Supporters of the tireless Ms Banerjee - and vast sections of the media who love her earthy charisma - say she has led a remarkably spartan lifestyle by the standards of Indian politicians. Ms Banerjee lives in a modest two-storey house near a stinking canal in a rundown, lower middle-class Calcutta neighbourhood, and dresses and eats simply.

She has been a "super-inclusive politician", gaining the support of peasants, intellectuals, the urban jobless and the working class - precisely the alliance the communists managed to forge before their hold on power began unravelling a few years ago. During protests over the Tata Nano in 2008, Ms Banerjee struck to her guns, demanding that land acquired for a factory to make the world's cheapest car be returned to farmers. The row forced the Tatas to move production out of West Bengal and make the car elsewhere.

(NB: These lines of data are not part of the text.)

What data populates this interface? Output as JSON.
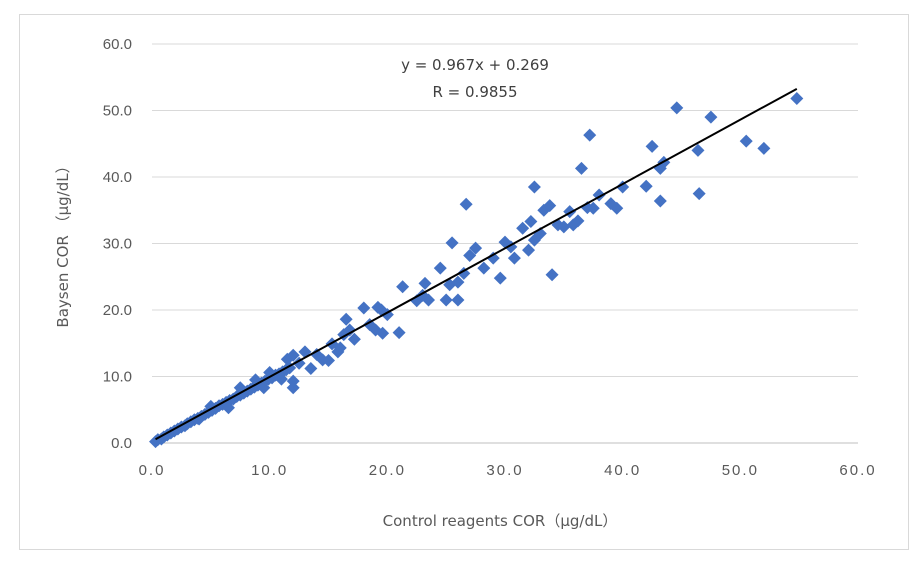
{
  "chart_data": {
    "type": "scatter",
    "xlabel": "Control reagents COR（µg/dL）",
    "ylabel": "Baysen COR （µg/dL）",
    "xlim": [
      0,
      60
    ],
    "ylim": [
      0,
      60
    ],
    "x_ticks": [
      "0.0",
      "10.0",
      "20.0",
      "30.0",
      "40.0",
      "50.0",
      "60.0"
    ],
    "y_ticks": [
      "0.0",
      "10.0",
      "20.0",
      "30.0",
      "40.0",
      "50.0",
      "60.0"
    ],
    "grid": "horizontal",
    "marker_color": "#4472c4",
    "trendline": {
      "slope": 0.967,
      "intercept": 0.269,
      "x_range": [
        0.3,
        54.8
      ],
      "color": "#000000"
    },
    "annotations": [
      "y = 0.967x + 0.269",
      "R = 0.9855"
    ],
    "points": [
      [
        0.3,
        0.2
      ],
      [
        0.5,
        0.5
      ],
      [
        0.8,
        0.6
      ],
      [
        1.0,
        0.9
      ],
      [
        1.3,
        1.2
      ],
      [
        1.6,
        1.5
      ],
      [
        1.9,
        1.8
      ],
      [
        2.2,
        2.1
      ],
      [
        2.5,
        2.4
      ],
      [
        2.8,
        2.6
      ],
      [
        3.0,
        2.9
      ],
      [
        3.3,
        3.2
      ],
      [
        3.6,
        3.5
      ],
      [
        3.9,
        3.7
      ],
      [
        4.2,
        4.0
      ],
      [
        4.5,
        4.3
      ],
      [
        4.8,
        4.6
      ],
      [
        5.1,
        4.9
      ],
      [
        5.4,
        5.2
      ],
      [
        5.7,
        5.6
      ],
      [
        6.0,
        5.8
      ],
      [
        6.3,
        6.1
      ],
      [
        6.6,
        6.4
      ],
      [
        6.9,
        6.6
      ],
      [
        7.2,
        7.0
      ],
      [
        7.5,
        7.2
      ],
      [
        7.8,
        7.5
      ],
      [
        8.1,
        7.8
      ],
      [
        8.4,
        8.1
      ],
      [
        8.7,
        8.4
      ],
      [
        9.0,
        8.7
      ],
      [
        9.3,
        9.0
      ],
      [
        9.6,
        9.3
      ],
      [
        9.9,
        9.6
      ],
      [
        10.2,
        9.8
      ],
      [
        10.5,
        10.2
      ],
      [
        10.8,
        10.4
      ],
      [
        11.1,
        10.7
      ],
      [
        11.4,
        11.0
      ],
      [
        11.7,
        11.3
      ],
      [
        4.0,
        3.6
      ],
      [
        5.0,
        5.5
      ],
      [
        6.5,
        5.3
      ],
      [
        7.5,
        8.3
      ],
      [
        8.8,
        9.5
      ],
      [
        9.5,
        8.3
      ],
      [
        10.0,
        10.6
      ],
      [
        11.0,
        9.6
      ],
      [
        11.5,
        12.6
      ],
      [
        12.0,
        13.2
      ],
      [
        12.0,
        8.3
      ],
      [
        12.0,
        9.3
      ],
      [
        12.5,
        12.0
      ],
      [
        13.0,
        13.7
      ],
      [
        13.5,
        11.2
      ],
      [
        14.0,
        13.3
      ],
      [
        14.5,
        12.5
      ],
      [
        15.0,
        12.4
      ],
      [
        15.3,
        14.9
      ],
      [
        15.8,
        13.7
      ],
      [
        16.0,
        14.3
      ],
      [
        16.3,
        16.3
      ],
      [
        16.5,
        18.6
      ],
      [
        16.8,
        17.0
      ],
      [
        17.2,
        15.6
      ],
      [
        18.0,
        20.3
      ],
      [
        18.5,
        17.8
      ],
      [
        19.0,
        17.0
      ],
      [
        19.2,
        20.4
      ],
      [
        19.6,
        16.5
      ],
      [
        19.5,
        20.0
      ],
      [
        20.0,
        19.3
      ],
      [
        21.0,
        16.6
      ],
      [
        21.3,
        23.5
      ],
      [
        22.5,
        21.4
      ],
      [
        23.0,
        22.2
      ],
      [
        23.2,
        24.0
      ],
      [
        23.5,
        21.5
      ],
      [
        24.5,
        26.3
      ],
      [
        25.0,
        21.5
      ],
      [
        25.3,
        23.8
      ],
      [
        25.5,
        30.1
      ],
      [
        26.0,
        24.2
      ],
      [
        26.0,
        21.5
      ],
      [
        26.5,
        25.5
      ],
      [
        26.7,
        35.9
      ],
      [
        27.0,
        28.2
      ],
      [
        27.5,
        29.3
      ],
      [
        28.2,
        26.3
      ],
      [
        29.0,
        27.8
      ],
      [
        29.6,
        24.8
      ],
      [
        30.0,
        30.2
      ],
      [
        30.5,
        29.5
      ],
      [
        30.8,
        27.8
      ],
      [
        31.5,
        32.3
      ],
      [
        32.0,
        29.0
      ],
      [
        32.2,
        33.3
      ],
      [
        32.5,
        38.5
      ],
      [
        32.5,
        30.5
      ],
      [
        33.0,
        31.5
      ],
      [
        33.3,
        35.0
      ],
      [
        33.8,
        35.7
      ],
      [
        34.0,
        25.3
      ],
      [
        34.5,
        32.8
      ],
      [
        35.0,
        32.5
      ],
      [
        35.5,
        34.8
      ],
      [
        35.8,
        32.8
      ],
      [
        36.2,
        33.4
      ],
      [
        36.5,
        41.3
      ],
      [
        37.0,
        35.4
      ],
      [
        37.2,
        46.3
      ],
      [
        37.5,
        35.3
      ],
      [
        38.0,
        37.3
      ],
      [
        39.0,
        36.0
      ],
      [
        39.5,
        35.3
      ],
      [
        40.0,
        38.5
      ],
      [
        42.0,
        38.6
      ],
      [
        42.5,
        44.6
      ],
      [
        43.2,
        41.3
      ],
      [
        43.5,
        42.2
      ],
      [
        43.2,
        36.4
      ],
      [
        44.6,
        50.4
      ],
      [
        46.4,
        44.0
      ],
      [
        46.5,
        37.5
      ],
      [
        47.5,
        49.0
      ],
      [
        50.5,
        45.4
      ],
      [
        52.0,
        44.3
      ],
      [
        54.8,
        51.8
      ]
    ]
  }
}
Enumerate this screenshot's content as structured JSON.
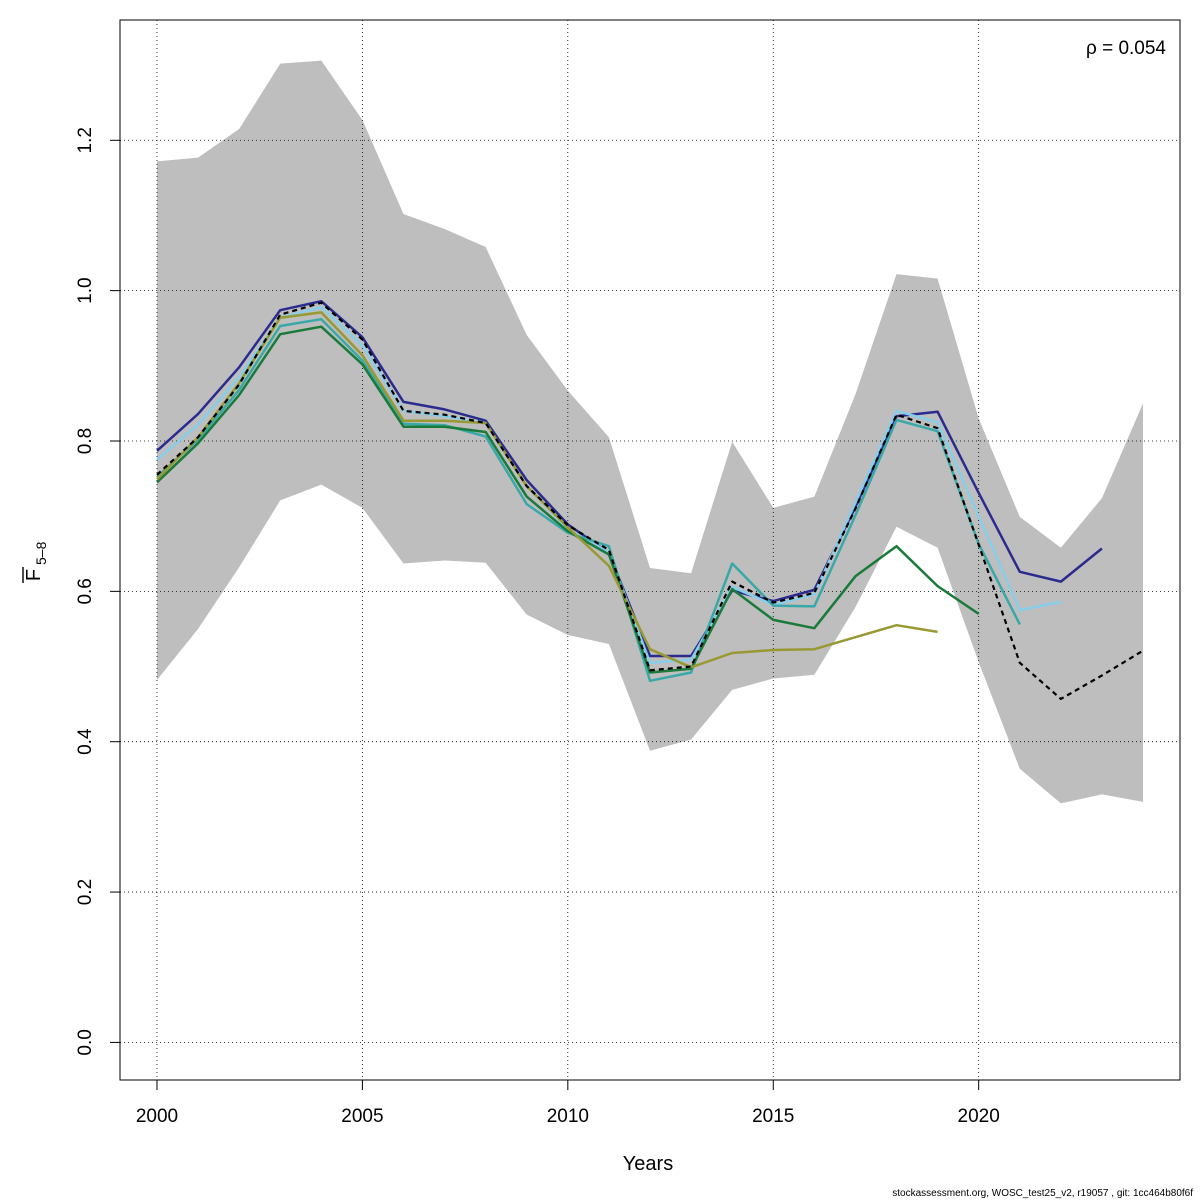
{
  "chart_data": {
    "type": "line",
    "title": "",
    "xlabel": "Years",
    "ylabel_main": "F",
    "ylabel_sub": "5–8",
    "xlim": [
      1999.1,
      2024.9
    ],
    "ylim": [
      -0.05,
      1.36
    ],
    "x_ticks": [
      2000,
      2005,
      2010,
      2015,
      2020
    ],
    "y_ticks": [
      0.0,
      0.2,
      0.4,
      0.6,
      0.8,
      1.0,
      1.2
    ],
    "x_tick_labels": [
      "2000",
      "2005",
      "2010",
      "2015",
      "2020"
    ],
    "y_tick_labels": [
      "0.0",
      "0.2",
      "0.4",
      "0.6",
      "0.8",
      "1.0",
      "1.2"
    ],
    "grid": true,
    "annotation": "ρ = 0.054",
    "footer": "stockassessment.org, WOSC_test25_v2, r19057 , git: 1cc464b80f6f",
    "confidence_band": {
      "color": "#bebebe",
      "x": [
        2000,
        2001,
        2002,
        2003,
        2004,
        2005,
        2006,
        2007,
        2008,
        2009,
        2010,
        2011,
        2012,
        2013,
        2014,
        2015,
        2016,
        2017,
        2018,
        2019,
        2020,
        2021,
        2022,
        2023,
        2024
      ],
      "upper": [
        1.172,
        1.177,
        1.215,
        1.302,
        1.306,
        1.227,
        1.102,
        1.082,
        1.058,
        0.941,
        0.867,
        0.805,
        0.631,
        0.624,
        0.799,
        0.711,
        0.726,
        0.862,
        1.022,
        1.016,
        0.83,
        0.699,
        0.658,
        0.724,
        0.85
      ],
      "lower": [
        0.482,
        0.55,
        0.632,
        0.721,
        0.742,
        0.711,
        0.637,
        0.641,
        0.638,
        0.569,
        0.542,
        0.53,
        0.388,
        0.403,
        0.469,
        0.484,
        0.489,
        0.579,
        0.686,
        0.658,
        0.506,
        0.364,
        0.318,
        0.33,
        0.32
      ]
    },
    "series": [
      {
        "color": "#2b2b8f",
        "width": 2.5,
        "dash": "",
        "x": [
          2000,
          2001,
          2002,
          2003,
          2004,
          2005,
          2006,
          2007,
          2008,
          2009,
          2010,
          2011,
          2012,
          2013,
          2014,
          2015,
          2016,
          2017,
          2018,
          2019,
          2020,
          2021,
          2022,
          2023
        ],
        "y": [
          0.787,
          0.836,
          0.898,
          0.974,
          0.986,
          0.938,
          0.852,
          0.842,
          0.827,
          0.748,
          0.689,
          0.651,
          0.514,
          0.514,
          0.601,
          0.587,
          0.602,
          0.712,
          0.833,
          0.839,
          0.731,
          0.626,
          0.613,
          0.657
        ]
      },
      {
        "color": "#87ceeb",
        "width": 2.5,
        "dash": "",
        "x": [
          2000,
          2001,
          2002,
          2003,
          2004,
          2005,
          2006,
          2007,
          2008,
          2009,
          2010,
          2011,
          2012,
          2013,
          2014,
          2015,
          2016,
          2017,
          2018,
          2019,
          2020,
          2021,
          2022
        ],
        "y": [
          0.775,
          0.822,
          0.885,
          0.964,
          0.978,
          0.927,
          0.84,
          0.833,
          0.824,
          0.74,
          0.683,
          0.652,
          0.505,
          0.509,
          0.606,
          0.582,
          0.596,
          0.718,
          0.84,
          0.825,
          0.7,
          0.575,
          0.586
        ]
      },
      {
        "color": "#3aa8a8",
        "width": 2.5,
        "dash": "",
        "x": [
          2000,
          2001,
          2002,
          2003,
          2004,
          2005,
          2006,
          2007,
          2008,
          2009,
          2010,
          2011,
          2012,
          2013,
          2014,
          2015,
          2016,
          2017,
          2018,
          2019,
          2020,
          2021
        ],
        "y": [
          0.752,
          0.802,
          0.868,
          0.953,
          0.962,
          0.907,
          0.823,
          0.821,
          0.806,
          0.716,
          0.678,
          0.66,
          0.481,
          0.492,
          0.637,
          0.581,
          0.58,
          0.701,
          0.828,
          0.813,
          0.663,
          0.556
        ]
      },
      {
        "color": "#1a7a3a",
        "width": 2.5,
        "dash": "",
        "x": [
          2000,
          2001,
          2002,
          2003,
          2004,
          2005,
          2006,
          2007,
          2008,
          2009,
          2010,
          2011,
          2012,
          2013,
          2014,
          2015,
          2016,
          2017,
          2018,
          2019,
          2020
        ],
        "y": [
          0.745,
          0.797,
          0.861,
          0.942,
          0.952,
          0.902,
          0.819,
          0.819,
          0.812,
          0.726,
          0.68,
          0.649,
          0.492,
          0.497,
          0.603,
          0.562,
          0.551,
          0.62,
          0.66,
          0.607,
          0.57
        ]
      },
      {
        "color": "#999933",
        "width": 2.5,
        "dash": "",
        "x": [
          2000,
          2001,
          2002,
          2003,
          2004,
          2005,
          2006,
          2007,
          2008,
          2009,
          2010,
          2011,
          2012,
          2013,
          2014,
          2015,
          2016,
          2017,
          2018,
          2019
        ],
        "y": [
          0.749,
          0.805,
          0.877,
          0.964,
          0.971,
          0.914,
          0.827,
          0.827,
          0.824,
          0.74,
          0.685,
          0.634,
          0.523,
          0.499,
          0.518,
          0.522,
          0.523,
          0.539,
          0.555,
          0.546
        ]
      },
      {
        "color": "#000000",
        "width": 2.2,
        "dash": "5,4",
        "x": [
          2000,
          2001,
          2002,
          2003,
          2004,
          2005,
          2006,
          2007,
          2008,
          2009,
          2010,
          2011,
          2012,
          2013,
          2014,
          2015,
          2016,
          2017,
          2018,
          2019,
          2020,
          2021,
          2022,
          2023,
          2024
        ],
        "y": [
          0.755,
          0.805,
          0.875,
          0.968,
          0.984,
          0.935,
          0.84,
          0.835,
          0.824,
          0.74,
          0.688,
          0.655,
          0.495,
          0.5,
          0.613,
          0.585,
          0.598,
          0.71,
          0.835,
          0.817,
          0.662,
          0.505,
          0.457,
          0.488,
          0.521
        ]
      }
    ]
  }
}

Ms Banerjee's war cry - vote for 'Ma-Mati-Manush' (Mother, Land, People) - is primordial in a way the communists would love. Her aim has been to outdo the communists in their rhetoric and ideology, say analysts.

Trinamool Congress leaders have been pushing her left-wing credentials. One of them openly declared in a TV debate that Ms Banerjee was the "actual communist". A party candidate calls her the "only true Marxist in Bengal now". He blamed the Communist Party for supping with the bourgeoisie, a label which still thrives on the street corners and in the coffee houses of Calcutta. Even Ms Banerjee said on her 200-meeting poll campaign that all communists were not bad, "only some were".

So is Ms Banerjee the "Real Red", as a friend calls her? The dividing line between populism and communism, many say, can sometimes be very thin. The Communist Party might get a temporary burial in West Bengal after the results tomorrow. But is communism dead? Even Ms Banerjee may beg to differ.